Figure 7. Sample of final generated memes by our proposed method.

After receiving valuable popularity feedback on the created memes, it was discovered that each meme received more than three out of five possible scores. As shown in Figure 8 and Figure 9. During the feedback, it was discovered that meme number seven was the most popular among female observers, and it is worth noting that none of the memes contain any aggressive or immoral language. And, most crucially, all memes are intended for a wide range of cultural and ethnic audiences, whether they like it or not. Blockchain technology can be used to extend the presented method.25–27 Additionally, the proposed deep neural network can be used for other real-time applications such as vehicle classification.28–31

Figure 8. Results of the popularity feedback.
Figure 9. Results of the popularity feedback.

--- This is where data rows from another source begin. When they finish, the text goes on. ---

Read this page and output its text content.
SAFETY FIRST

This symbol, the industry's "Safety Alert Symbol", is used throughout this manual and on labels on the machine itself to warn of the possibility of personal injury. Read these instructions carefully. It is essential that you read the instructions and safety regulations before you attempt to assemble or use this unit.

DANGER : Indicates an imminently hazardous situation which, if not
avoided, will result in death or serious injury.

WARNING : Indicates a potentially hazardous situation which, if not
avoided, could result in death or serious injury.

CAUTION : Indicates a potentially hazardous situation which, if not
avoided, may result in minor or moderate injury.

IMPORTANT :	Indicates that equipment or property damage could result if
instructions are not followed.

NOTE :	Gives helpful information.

The creation of memes was proved in this paper using several networks. With this study, the model includes a convolutional neural network encoder and an LSTM decoder to aid in sentence generation. Experimenting with the model on the Flickr8K dataset yielded promising results. Based on the BLEU score, we assess the model’s accuracy. The findings acquired from a variety of users utilizing a popularity feedback form show that memes may be created using machine learning and deep learning approaches. Furthermore, deep learning algorithms can be used to assess the popularity of memes before they are shared on social media networks. Machine learning could be used to generate GIF or video-based memes in the future. Furthermore, there are numerous memes on social media platforms that promote racism and hate speech; these memes may be eliminated from many internet platforms using machine learning algorithms, reducing hate speech, which is a major threat in many developing countries.